Previous guidance on the public affairs annex is altered to the extent that the action will now be treated in low key, as the initial increment of U.S. forces whose presence is no longer required because (a) Vietnamese forces have been trained to assume the function involved; or (b) the function for which they came to Vietnam has been completed. (Emphasis added.)

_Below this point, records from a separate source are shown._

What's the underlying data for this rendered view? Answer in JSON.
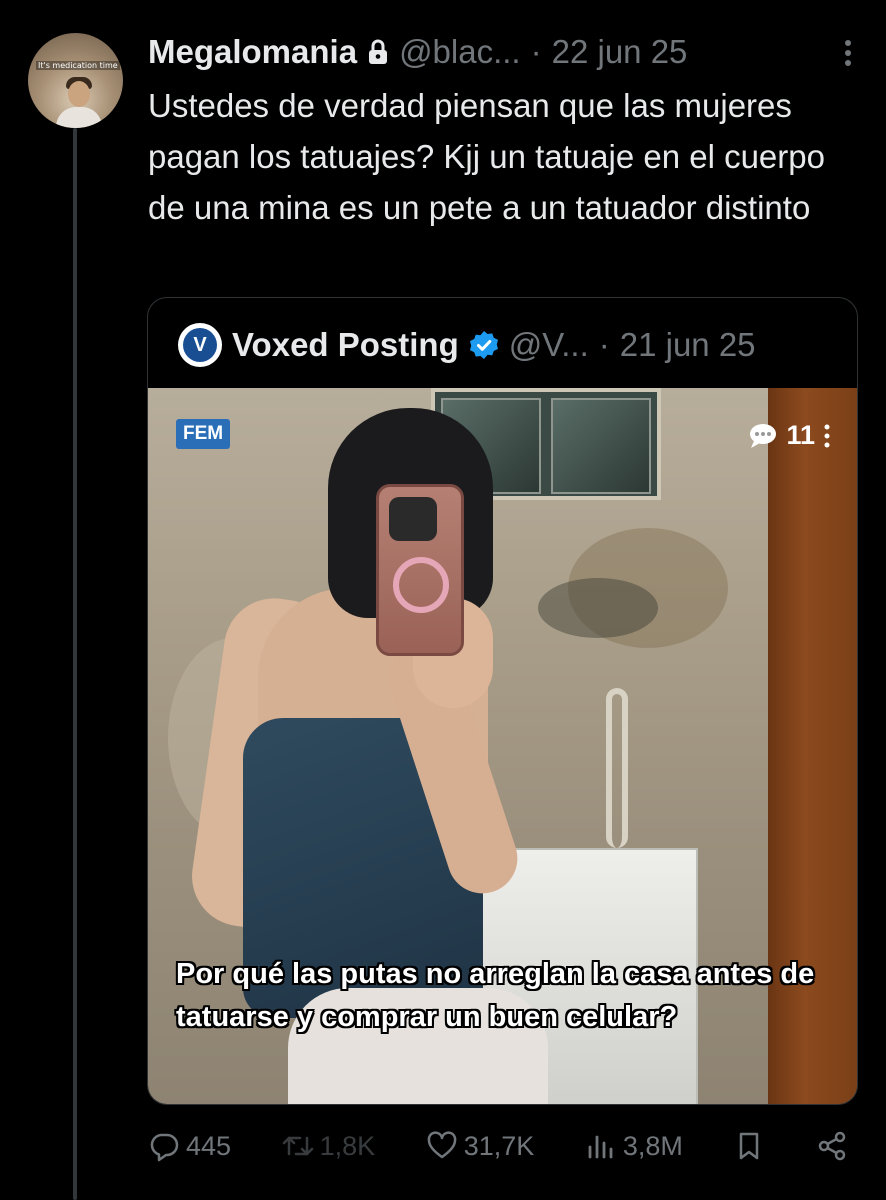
{
  "author": {
    "avatar_caption": "It's medication time",
    "name": "Megalomania",
    "handle": "@blac...",
    "separator": "·",
    "date": "22 jun 25",
    "locked_icon": "lock-icon"
  },
  "tweet": {
    "text": "Ustedes de verdad piensan que las mujeres pagan los tatuajes? Kjj un tatuaje en el cuerpo de una mina es un pete a un tatuador distinto"
  },
  "quote": {
    "avatar_letter": "V",
    "name": "Voxed Posting",
    "handle": "@V...",
    "separator": "·",
    "date": "21 jun 25",
    "verified_icon": "verified-badge-icon",
    "media": {
      "badge": "FEM",
      "comment_count": "11",
      "caption": "Por qué las putas no arreglan la casa antes de tatuarse y comprar un buen celular?"
    }
  },
  "actions": {
    "replies": "445",
    "reposts": "1,8K",
    "likes": "31,7K",
    "views": "3,8M"
  },
  "colors": {
    "background": "#000000",
    "text": "#e7e9ea",
    "muted": "#71767b",
    "border": "#2f3336",
    "verified": "#1d9bf0",
    "badge": "#2a6eb8"
  }
}
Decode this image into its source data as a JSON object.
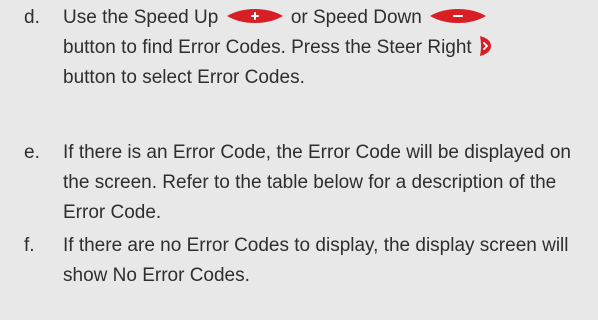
{
  "steps": [
    {
      "marker": "d.",
      "parts": {
        "p1": "Use the Speed Up",
        "p2": "or Speed Down",
        "p3": "button to find Error Codes. Press the Steer Right",
        "p4": "button to select Error Codes."
      },
      "icons": [
        "speed-up-button-icon",
        "speed-down-button-icon",
        "steer-right-button-icon"
      ]
    },
    {
      "marker": "e.",
      "text": "If there is an Error Code, the Error Code will be displayed on the screen. Refer to the table below for a description of the Error Code."
    },
    {
      "marker": "f.",
      "text": "If there are no Error Codes to display, the display screen will show No Error Codes."
    }
  ],
  "colors": {
    "background": "#e8e8e8",
    "text": "#2e2e2e",
    "button_red": "#d81f26"
  }
}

This resolves the question of how the initial withdrawal was to be carried out. It was not to be a noisy or cosmetic affair, designed to please either U.S. opinion or to change policies in Saigon. It was rather to be a low-key, matter-of-fact beginning to a process that would play out over the following two years. The final paragraph of Taylor’s memorandum underlines this point by directing that “specific checkpoints will be established now against which progress can be evaluated on a quarterly basis.” There is much more in the JCS documents to show that Kennedy was well aware of the evidence that South Vietnam was, in fact, losing the war. But it hardly matters. The withdrawal decided on was unconditional, and did not depend on military progress or lack of it.
The Escalation at KennedyÂ’s Death
Four days after Kennedy was killed, NSAM 273 incorporated the new president’s directives into policy. It made clear that the objectives of Johnson’s policy remained the same as Kennedy’s: “to assist the people and government of South Vietnam to win their contest against the externally directed and supported Communist conspiracy” through training support and without the application of overt U.S. military force. But Johnson had also approved intensified planning for covert action against North Vietnam by CIA-supported South Vietnamese forces.
With this, McNamara confirms one of Newman’s central claims: NSAM 273 changed policy. Yes, the “central objectives” remained the same: a Vietnamese war with no “overt U.S. military force.” But covert force is still “U.S. military force.” And that was introduced or at least first approved, as McNamara writes, by NSAM 273 within four days of Kennedy’s assassination.Moreover, McNamara effectively supports Newman on the meaning of NSAM 273’s seventh paragraph, which was inserted in the draft (as we have seen) sometime between November 21 and 26—after the Honolulu meeting had adjourned and probably after Kennedy died.